Semillas de odio

Por Enrique Pinti


Brotan súbitamente aún desde mentes evolucionadas y abiertas. Surgen del oscuro abismo de las incontrolables pasiones originadas en la ignorancia. Generalmente pedimos un hipócrita perdón por decir esto para justificar lo injustificable. Son los prejuicios, semilla maldita que crea marginaciones y rencores que destruyen toda esperanza de convivencia y respeto por ciertas particularidades que hacen diferentes entre sí a los seres humanos, y que muchas veces no pueden modificarse porque se trata de raza y color, características que toda persona trae de nacimiento como marca indeleble. Holocaustos, genocidios y masacres a lo largo de siglos y siglos, provocados por el odio hacia lo diferente, no han logrado, a pesar de sus nefastas consecuencias, convencer a los seres humanos de todo tipo y condición de la inutilidad e irracionalidad de esas actitudes tanto individuales como colectivas. Todos coincidimos en que la discriminación es negativa, pero circunstancias sociales, encrucijadas históricas y conveniencias políticas de bajo vuelo nos empujan a enfrentamientos estériles y fundamentalmente absurdos. 
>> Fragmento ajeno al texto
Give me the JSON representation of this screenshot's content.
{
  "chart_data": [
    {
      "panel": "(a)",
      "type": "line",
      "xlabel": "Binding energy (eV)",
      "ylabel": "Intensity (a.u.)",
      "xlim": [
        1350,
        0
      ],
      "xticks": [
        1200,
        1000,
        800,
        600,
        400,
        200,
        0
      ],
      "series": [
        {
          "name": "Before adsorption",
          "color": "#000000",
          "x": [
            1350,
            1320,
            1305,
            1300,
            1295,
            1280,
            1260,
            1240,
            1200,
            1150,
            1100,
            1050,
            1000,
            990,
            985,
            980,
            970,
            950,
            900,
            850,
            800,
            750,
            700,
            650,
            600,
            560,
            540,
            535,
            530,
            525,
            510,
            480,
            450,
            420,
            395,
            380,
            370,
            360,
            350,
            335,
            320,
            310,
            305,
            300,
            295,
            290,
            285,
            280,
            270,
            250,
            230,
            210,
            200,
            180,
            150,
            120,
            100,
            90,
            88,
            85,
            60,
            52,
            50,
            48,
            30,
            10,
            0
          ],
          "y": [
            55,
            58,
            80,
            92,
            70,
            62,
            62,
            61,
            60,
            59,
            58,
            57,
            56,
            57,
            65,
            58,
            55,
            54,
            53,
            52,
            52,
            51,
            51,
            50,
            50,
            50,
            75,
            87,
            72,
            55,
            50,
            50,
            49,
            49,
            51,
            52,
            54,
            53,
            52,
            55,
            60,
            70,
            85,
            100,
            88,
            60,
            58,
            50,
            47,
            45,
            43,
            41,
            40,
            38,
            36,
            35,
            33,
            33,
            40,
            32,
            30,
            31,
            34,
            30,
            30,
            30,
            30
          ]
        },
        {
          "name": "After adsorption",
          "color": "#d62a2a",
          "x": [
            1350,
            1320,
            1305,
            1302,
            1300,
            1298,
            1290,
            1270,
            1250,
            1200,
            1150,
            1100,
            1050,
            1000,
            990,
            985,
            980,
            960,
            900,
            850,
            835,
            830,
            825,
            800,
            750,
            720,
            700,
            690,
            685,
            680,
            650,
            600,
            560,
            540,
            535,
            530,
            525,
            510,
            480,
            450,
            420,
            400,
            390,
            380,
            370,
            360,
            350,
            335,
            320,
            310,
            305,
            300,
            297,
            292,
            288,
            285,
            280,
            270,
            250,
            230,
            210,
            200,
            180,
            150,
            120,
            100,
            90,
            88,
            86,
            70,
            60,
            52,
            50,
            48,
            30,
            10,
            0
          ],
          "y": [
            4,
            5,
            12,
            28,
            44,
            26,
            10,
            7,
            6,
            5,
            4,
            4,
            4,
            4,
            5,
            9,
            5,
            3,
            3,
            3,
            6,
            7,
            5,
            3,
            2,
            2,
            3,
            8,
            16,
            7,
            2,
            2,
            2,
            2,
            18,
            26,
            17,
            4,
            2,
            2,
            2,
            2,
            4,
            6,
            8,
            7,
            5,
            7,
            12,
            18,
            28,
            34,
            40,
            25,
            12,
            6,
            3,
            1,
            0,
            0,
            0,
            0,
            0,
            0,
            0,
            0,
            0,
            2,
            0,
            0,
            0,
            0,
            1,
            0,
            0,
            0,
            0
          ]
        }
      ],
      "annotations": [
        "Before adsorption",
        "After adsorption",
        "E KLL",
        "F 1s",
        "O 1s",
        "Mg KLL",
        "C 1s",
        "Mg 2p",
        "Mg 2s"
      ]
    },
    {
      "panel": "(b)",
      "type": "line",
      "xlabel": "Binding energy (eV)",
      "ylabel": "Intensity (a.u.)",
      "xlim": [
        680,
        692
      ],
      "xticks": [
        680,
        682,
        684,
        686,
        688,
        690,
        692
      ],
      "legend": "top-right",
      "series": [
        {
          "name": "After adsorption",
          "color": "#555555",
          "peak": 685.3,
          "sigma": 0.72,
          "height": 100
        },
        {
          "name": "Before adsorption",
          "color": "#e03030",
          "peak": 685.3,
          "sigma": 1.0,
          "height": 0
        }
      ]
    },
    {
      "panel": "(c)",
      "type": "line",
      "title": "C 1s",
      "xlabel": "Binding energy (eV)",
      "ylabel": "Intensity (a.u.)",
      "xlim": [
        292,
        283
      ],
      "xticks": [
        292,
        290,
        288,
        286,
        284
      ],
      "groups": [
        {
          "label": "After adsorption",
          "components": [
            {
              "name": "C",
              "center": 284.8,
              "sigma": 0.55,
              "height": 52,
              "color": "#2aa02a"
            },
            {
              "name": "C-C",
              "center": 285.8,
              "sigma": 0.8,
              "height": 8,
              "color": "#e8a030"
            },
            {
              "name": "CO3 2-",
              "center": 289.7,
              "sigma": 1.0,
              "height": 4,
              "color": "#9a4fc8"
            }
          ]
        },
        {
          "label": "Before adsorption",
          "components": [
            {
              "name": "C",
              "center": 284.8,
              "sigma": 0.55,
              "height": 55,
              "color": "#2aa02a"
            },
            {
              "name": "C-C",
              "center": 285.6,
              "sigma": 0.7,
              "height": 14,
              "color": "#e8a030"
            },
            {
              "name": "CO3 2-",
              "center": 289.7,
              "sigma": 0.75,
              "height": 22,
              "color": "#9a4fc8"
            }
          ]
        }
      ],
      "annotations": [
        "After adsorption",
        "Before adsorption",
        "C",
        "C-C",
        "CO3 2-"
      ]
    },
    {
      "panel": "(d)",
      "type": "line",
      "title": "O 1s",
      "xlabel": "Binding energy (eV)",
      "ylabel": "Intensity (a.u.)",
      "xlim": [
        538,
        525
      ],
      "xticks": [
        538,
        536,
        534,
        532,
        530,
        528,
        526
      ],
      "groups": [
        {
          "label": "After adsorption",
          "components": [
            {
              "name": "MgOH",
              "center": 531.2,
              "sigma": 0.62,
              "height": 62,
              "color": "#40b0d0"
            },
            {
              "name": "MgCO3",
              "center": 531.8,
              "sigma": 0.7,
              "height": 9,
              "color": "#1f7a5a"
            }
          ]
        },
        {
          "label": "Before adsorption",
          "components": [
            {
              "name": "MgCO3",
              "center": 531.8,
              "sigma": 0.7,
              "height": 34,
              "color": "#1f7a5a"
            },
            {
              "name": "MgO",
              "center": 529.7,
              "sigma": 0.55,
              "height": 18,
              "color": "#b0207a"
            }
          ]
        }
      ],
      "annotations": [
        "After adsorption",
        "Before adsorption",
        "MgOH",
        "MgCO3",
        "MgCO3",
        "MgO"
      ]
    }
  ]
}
No podemos ignorar que las cosas no ocurren por casualidades caprichosas sino por causalidades originadas en factores económicos. La esclavitud ejercida sobre la raza negra principalmente africana, pero también latinoamericana, se basó en la necesidad de la explotación comercial de un nuevo mundo lleno de riquezas, que necesitaba mano de obra barata proveniente de una raza marginada, hundida en la pobreza más terrible, sin educación y con muy pocas posibilidades de ascenso social. La riqueza de grandes grupos estaba sostenida en esa terrible premisa de esclavitud proporcionada por traficantes inescrupulosos, que cazaban al nativo en su tierra natal, lo arrancaban de su hábitat y lo transportaban encadenado y a latigazo limpio en naves carentes de las menores condiciones de higiene. La condición de esclavo databa de tiempos remotos, se aplicaba en la antigüedad griega y romana, y rebeliones como la de Espartaco conmovieron al mundo de aquellas épocas con su grito desesperado pidiendo libertad. 

Luego, desde la Carta Magna en la Inglaterra de la Edad Media hasta la Declaración de los Derechos del Hombre y del Ciudadano en Francia, a fines del siglo XVIII, pasando por la constitución norteamericana, se instalaron en gran parte del mundo los conceptos de igualdad, pero hasta el día de hoy somos testigos impotentes de atropellos a esos principios.
Los prejuicios y las crisis de todo tipo hacen florecer en países de sólida cultura espantosos episodios que sirven de plataforma de lanzamiento para genocidios que hacen retroceder a la humanidad, no ya en cuatro patas (con perdón para los nobles cuadrúpedos), sino reptando como las más dañinas alimañas. Judíos, negros, cristianos, gitanos, homosexuales, armenios, turcos, chinos, árabes, japoneses, centro-europeos de distintos orígenes, indígenas, habitantes originarios de todo tipo y color son algunos de los colectivos masacrados por las infames soluciones finales, que parten de la ignorante y demencial teoría de la posibilidad real de hacer desaparecer de la faz de la tierra las presuntas razas inferiores. Los resultados de tales barbaridades no deben ser olvidados. 
Afortunadamente, la fotografía, el cine, la televisión y todos los medios de comunicación permiten ver cada tanto imágenes que son elocuentes y que muestran hasta qué punto puede llegar el hombre en su afán destructor y cómo se disfrazan asesinatos y crueldades con seudopatriotismos y tergiversaciones diversas de principios religiosos que son simple y llanamente fanatismos ignorantes.
No debemos dejarnos arrastrar por semejantes cosas y tendríamos que extremar los cuidados en la educación de los más pequeños para no plantarles semillas de odio racial y prejuicios ridículos; y en cambio, enseñarles a buscar lo mejor de los otros y a convivir en la diferencia. Se ha logrado mucho, pero es mucho también lo que falta.